First: CALL YOUR LICENSE RESELLER. ASK TO TALK TO A CREDENTIALED LICENSE EXPERT. If your reseller doesn't have one, find another. You are in a precarious position here, and it's dangerous to take licensing advice from the laypeople on this forum. That even applies to Microsoft employees. Their legal licensing experts never give specific advice on public forums due to the risk of taking on a legal responsibility for something they're not directly handling. If you listen to anyone here and get it wrong, that exposes you to the risk of thousands of dollars in fines for software piracy. Others can earn a bounty for turning you in, so take this risk seriously.
Second, NO Windows Server license provides virtualization rights for Windows desktop operating systems. None at all. So, if you will not have any Windows Server guests, then you only need to license the hosts sufficiently to run a physical instance of Windows Server. Standard edition should do in the described scenario, but again, spend a few minutes talking to a licensing expert about all the things that you will do with the systems.

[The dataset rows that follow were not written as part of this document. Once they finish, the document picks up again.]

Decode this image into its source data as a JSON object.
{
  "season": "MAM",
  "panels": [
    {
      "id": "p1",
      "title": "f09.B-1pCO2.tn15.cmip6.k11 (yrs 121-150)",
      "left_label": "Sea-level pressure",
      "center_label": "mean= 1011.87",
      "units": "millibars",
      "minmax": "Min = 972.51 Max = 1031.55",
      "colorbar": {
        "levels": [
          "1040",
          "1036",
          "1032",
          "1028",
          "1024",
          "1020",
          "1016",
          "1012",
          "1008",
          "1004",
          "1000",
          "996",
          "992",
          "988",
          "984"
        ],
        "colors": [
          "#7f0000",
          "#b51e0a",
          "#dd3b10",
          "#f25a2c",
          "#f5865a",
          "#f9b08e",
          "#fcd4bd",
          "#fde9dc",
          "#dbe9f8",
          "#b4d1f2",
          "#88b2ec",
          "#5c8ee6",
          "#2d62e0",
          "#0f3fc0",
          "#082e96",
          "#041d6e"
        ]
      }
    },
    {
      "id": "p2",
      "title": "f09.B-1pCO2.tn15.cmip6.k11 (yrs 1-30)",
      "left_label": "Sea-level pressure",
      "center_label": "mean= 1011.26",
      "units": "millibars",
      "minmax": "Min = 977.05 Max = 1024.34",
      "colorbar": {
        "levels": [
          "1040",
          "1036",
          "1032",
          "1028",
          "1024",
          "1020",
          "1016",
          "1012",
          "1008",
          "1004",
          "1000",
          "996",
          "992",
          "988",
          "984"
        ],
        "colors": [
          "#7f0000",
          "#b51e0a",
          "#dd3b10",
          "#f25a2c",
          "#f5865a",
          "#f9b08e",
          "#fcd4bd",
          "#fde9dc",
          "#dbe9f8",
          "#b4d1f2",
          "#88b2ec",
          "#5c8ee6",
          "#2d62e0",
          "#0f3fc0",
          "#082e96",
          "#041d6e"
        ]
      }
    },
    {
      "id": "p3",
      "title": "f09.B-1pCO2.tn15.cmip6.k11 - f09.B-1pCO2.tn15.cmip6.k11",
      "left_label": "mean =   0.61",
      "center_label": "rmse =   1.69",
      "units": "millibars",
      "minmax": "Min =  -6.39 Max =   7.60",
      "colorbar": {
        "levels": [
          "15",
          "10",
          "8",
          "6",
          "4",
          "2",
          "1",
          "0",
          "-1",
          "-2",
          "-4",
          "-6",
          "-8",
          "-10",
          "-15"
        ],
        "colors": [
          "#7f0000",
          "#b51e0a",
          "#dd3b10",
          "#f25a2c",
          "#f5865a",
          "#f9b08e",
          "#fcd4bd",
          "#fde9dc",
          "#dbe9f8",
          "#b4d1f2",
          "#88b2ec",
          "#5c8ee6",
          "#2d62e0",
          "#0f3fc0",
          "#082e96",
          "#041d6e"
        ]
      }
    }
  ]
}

Because you are talking about licensing desktop operating systems, you have a lot to handle here. Just running them at all will require one matching license apiece per host. Accessing them is an entirely different licensing game that changes all the time. Once upon a time, the "VDA" license covered it, but I'm not sure if Microsoft has made changes since the Windows 11/Windows Server 2022 licensing updates. They really want you to move these to Azure Virtual Desktop.
Again, I cannot stress enough that you need to talk to someone credentialed to speak on the subject, not people on public forums.